Womb of an RIA publication
In other words, you really can’t receive news about the financial world that isn’t filtered through, and given tone by, a Wall Street state of mind. These publications still view RIAs as a channel, not as the future of the financial advisory industry. Not only are we the only publication based here, but none of them even have any writers here.
There is, of course, one other sign that critical RIA mass and “tone” resides in the Bay Area — the emergence of RIABiz. See: RIABiz has its second birthday and reaches new milestones.
I believe we are the fastest-growing publication in the industry — at close to 40% more readers in the past 12 months than during the previous 12 — and we probably would not have been conceived of in another city.
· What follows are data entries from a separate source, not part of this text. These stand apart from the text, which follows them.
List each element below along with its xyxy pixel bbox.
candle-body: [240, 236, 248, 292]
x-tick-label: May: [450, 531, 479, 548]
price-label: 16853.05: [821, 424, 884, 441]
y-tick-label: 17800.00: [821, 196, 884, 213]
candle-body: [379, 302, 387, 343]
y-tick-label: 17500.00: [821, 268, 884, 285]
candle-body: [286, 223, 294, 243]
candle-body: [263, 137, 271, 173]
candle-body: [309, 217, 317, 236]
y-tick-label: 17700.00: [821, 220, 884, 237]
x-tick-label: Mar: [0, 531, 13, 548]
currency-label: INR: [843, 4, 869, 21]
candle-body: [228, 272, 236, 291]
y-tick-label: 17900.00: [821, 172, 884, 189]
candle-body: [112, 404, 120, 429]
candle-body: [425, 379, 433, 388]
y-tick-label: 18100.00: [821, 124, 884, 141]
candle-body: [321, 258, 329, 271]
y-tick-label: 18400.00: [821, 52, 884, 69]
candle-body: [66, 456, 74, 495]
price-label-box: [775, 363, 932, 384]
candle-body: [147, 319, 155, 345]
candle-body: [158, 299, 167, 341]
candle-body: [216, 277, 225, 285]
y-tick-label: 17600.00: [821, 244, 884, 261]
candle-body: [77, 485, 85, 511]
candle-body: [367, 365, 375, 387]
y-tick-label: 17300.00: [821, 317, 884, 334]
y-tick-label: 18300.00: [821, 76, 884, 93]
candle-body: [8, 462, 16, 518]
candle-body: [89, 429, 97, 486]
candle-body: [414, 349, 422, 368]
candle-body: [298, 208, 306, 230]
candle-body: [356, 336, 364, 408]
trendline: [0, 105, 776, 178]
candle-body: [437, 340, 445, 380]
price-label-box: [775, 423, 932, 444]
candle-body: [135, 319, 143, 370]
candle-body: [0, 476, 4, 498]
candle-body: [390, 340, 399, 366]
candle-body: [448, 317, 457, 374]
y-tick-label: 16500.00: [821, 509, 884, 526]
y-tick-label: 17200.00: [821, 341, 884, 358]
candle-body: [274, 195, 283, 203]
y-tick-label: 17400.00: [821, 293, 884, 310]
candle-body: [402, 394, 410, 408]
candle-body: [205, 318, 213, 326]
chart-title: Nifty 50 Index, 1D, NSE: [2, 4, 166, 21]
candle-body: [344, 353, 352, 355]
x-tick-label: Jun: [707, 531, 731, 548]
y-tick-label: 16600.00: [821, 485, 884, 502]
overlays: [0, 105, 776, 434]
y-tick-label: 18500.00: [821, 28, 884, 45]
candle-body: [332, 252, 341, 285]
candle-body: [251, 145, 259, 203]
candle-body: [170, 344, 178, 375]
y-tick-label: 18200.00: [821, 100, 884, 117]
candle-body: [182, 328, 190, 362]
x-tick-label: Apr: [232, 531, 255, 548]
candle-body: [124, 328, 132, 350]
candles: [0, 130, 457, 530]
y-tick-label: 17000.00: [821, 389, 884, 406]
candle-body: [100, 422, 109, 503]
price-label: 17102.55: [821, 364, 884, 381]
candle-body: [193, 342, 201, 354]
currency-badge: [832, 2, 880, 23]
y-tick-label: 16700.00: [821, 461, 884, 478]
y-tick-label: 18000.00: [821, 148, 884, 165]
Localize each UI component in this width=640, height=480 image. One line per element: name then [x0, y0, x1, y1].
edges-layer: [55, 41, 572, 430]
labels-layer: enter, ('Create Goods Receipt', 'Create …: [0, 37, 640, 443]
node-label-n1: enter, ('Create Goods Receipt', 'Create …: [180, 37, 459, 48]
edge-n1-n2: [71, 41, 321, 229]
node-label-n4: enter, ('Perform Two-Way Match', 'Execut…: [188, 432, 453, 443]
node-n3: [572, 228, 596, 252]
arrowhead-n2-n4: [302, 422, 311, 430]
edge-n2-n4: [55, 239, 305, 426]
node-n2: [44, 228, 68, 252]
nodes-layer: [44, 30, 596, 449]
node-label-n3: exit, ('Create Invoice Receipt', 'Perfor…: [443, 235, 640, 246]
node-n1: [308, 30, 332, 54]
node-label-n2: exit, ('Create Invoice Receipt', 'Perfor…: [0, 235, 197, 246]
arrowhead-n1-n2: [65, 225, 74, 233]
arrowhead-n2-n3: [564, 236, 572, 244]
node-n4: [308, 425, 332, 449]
It was a posse of Bay Area folks that includes: Alison Wertheim, Tim Welsh, Lucy Carrico and Jeff Roush who contributed specific thoughts that led to it. (Not to mention Frank Noto, who has subsequently become our chief of business affairs.)
Final Note: This article of geographical chauvinism was written as more of a way to see the RIA business effectively than to set off civil wars. There are several regions of the country or cities that could make their own RIA case. Dina Hampton is working on the New York brief and I’m cajoling Lisa Shidler into giving it a shot on behalf of her home area of Chicago. Maybe there’s somebody in Boston, Florida, Colorado, North Carolina or the Pacific Northwest willing to speak up for those regions.